The Georgia Supreme Court has agreed to hear a case testing the extent to which property owners are responsible for animal attacks.
The justices will hear from lawyers representing the heirs of a woman eaten by alligator.
Eighty-three year-old Gwyneth Williams died in 2007 at The Landings, a large residential community surrounded by Savannah's marshes.
Georgia law generally protects property owners from lawsuits stemming from incidents caused by wild animals.
But Williams' heirs' attorney, Michael Connor, says, the Landings' owners are responsible for her death because there's nothing "wild" about the property.

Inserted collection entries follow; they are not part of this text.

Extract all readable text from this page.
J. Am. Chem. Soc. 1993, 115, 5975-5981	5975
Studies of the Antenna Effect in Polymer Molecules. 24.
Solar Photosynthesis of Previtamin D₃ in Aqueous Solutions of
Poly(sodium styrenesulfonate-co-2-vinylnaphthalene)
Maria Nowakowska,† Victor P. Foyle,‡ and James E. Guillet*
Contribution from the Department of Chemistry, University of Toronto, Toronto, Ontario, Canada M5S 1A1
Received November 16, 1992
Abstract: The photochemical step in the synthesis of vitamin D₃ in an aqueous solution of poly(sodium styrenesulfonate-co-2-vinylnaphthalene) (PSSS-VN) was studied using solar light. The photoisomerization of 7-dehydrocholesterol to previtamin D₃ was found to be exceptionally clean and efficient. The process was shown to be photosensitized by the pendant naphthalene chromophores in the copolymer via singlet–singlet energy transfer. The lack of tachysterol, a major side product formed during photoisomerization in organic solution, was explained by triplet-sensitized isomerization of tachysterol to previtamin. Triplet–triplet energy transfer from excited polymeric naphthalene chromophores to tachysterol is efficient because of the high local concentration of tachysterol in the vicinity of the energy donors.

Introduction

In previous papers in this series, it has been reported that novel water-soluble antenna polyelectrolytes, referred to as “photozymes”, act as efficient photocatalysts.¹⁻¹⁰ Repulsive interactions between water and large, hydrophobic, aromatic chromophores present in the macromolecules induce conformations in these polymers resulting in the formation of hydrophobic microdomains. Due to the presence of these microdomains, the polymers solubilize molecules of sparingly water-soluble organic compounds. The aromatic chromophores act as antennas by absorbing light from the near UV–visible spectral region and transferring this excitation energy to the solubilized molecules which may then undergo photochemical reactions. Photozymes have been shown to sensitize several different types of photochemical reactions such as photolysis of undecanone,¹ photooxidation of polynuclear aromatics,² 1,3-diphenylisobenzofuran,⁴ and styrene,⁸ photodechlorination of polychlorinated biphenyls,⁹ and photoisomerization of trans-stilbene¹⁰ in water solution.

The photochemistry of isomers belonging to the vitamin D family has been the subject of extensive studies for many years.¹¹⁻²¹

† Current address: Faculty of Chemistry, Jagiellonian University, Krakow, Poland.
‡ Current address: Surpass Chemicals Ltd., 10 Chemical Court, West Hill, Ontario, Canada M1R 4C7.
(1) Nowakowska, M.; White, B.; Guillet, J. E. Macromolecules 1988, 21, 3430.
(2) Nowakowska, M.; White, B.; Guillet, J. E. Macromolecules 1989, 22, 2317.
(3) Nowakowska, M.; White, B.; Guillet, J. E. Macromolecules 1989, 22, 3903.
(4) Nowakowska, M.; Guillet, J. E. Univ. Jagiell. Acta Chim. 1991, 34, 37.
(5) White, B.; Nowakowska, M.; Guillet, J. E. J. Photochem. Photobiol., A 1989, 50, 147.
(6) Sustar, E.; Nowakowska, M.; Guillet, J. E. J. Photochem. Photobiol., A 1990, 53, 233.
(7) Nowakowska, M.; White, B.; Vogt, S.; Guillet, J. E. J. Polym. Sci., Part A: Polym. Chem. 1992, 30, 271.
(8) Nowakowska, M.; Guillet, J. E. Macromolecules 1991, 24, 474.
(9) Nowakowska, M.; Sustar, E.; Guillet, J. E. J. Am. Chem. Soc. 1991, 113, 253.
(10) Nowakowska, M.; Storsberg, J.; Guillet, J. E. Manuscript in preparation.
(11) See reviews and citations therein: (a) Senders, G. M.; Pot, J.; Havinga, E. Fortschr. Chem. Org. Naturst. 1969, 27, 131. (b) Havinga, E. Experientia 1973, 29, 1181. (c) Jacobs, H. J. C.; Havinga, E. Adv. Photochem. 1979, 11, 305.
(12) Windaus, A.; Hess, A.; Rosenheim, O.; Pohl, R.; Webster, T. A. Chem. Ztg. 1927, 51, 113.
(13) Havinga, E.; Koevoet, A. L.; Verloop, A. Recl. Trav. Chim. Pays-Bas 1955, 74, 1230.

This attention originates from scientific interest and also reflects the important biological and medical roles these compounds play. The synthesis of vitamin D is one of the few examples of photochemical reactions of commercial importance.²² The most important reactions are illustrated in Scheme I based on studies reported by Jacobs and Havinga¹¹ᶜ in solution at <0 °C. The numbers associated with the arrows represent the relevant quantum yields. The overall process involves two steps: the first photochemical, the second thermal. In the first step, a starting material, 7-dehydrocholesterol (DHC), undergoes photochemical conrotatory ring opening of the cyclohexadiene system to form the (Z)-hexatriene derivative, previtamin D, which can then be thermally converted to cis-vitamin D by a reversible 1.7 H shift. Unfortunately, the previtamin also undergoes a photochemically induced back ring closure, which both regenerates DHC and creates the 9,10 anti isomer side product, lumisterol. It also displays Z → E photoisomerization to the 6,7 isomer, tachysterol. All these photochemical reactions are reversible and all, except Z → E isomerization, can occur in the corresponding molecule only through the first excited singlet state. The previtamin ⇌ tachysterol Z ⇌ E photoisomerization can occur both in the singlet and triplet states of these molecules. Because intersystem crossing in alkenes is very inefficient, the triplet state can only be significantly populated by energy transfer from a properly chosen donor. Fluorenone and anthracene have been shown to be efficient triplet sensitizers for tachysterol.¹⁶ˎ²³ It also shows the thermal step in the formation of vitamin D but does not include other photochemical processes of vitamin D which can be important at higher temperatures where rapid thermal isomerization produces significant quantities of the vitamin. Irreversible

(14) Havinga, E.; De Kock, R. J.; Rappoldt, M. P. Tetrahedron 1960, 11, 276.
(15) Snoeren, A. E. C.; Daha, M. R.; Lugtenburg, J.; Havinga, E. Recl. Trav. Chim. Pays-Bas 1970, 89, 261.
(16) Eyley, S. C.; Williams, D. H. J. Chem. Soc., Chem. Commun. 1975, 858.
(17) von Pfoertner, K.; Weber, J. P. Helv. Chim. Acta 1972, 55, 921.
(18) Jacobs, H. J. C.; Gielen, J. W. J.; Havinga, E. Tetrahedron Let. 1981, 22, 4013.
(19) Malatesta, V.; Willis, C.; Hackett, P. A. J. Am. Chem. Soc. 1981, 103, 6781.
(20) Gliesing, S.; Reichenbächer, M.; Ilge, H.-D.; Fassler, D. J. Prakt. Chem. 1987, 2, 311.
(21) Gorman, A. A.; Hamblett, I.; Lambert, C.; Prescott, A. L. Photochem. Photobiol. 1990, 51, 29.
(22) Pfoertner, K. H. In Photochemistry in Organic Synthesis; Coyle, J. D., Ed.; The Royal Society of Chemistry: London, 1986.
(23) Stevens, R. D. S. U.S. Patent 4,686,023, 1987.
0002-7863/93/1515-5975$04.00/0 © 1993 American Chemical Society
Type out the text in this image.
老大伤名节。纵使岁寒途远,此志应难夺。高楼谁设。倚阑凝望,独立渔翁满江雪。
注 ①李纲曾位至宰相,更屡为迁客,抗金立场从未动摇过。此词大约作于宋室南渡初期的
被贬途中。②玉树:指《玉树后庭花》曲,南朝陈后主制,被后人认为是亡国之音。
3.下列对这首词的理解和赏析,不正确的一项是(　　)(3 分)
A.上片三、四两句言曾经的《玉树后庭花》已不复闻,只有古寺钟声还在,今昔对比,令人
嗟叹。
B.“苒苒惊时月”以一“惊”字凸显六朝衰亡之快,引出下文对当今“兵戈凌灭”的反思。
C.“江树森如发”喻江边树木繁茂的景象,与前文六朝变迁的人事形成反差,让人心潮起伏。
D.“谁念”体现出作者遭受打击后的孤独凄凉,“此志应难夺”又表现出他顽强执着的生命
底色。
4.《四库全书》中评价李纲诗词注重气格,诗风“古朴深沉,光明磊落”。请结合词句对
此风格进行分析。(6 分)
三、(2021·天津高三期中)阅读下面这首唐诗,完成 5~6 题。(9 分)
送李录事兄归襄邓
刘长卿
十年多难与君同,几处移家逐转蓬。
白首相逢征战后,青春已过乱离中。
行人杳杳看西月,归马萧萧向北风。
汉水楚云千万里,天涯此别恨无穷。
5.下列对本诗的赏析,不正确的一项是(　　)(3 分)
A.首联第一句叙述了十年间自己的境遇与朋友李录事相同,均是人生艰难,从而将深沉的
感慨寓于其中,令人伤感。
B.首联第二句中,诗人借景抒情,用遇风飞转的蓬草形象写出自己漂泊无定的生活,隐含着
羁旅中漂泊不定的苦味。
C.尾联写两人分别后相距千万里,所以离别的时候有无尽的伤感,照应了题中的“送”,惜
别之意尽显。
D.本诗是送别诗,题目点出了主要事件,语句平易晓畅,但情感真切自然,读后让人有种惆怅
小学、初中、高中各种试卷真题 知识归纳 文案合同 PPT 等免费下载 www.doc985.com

"It is a very contrived environment," Connor says. "There are 160 lagoons on the development. And all of those lagoons are man made."
Connor says, The Landings stocked the lagoons with fish, which fed the alligators, and connected the waterways to create an "alligator superhighway."
"They actually created an environment to attract and harbor the alligators," Connor says. "They knew the alligators were dangerous. They had prior reports of problems."
The development's lawyers couldn't be reached.
But in their court filings, they argue that a ruling against them would place an undue burden on landowners.
They say, the plaintiffs are trying to overturn established law by putting them on the hook for acts beyond their control.
The Supreme Court hasn't set a date for a hearing.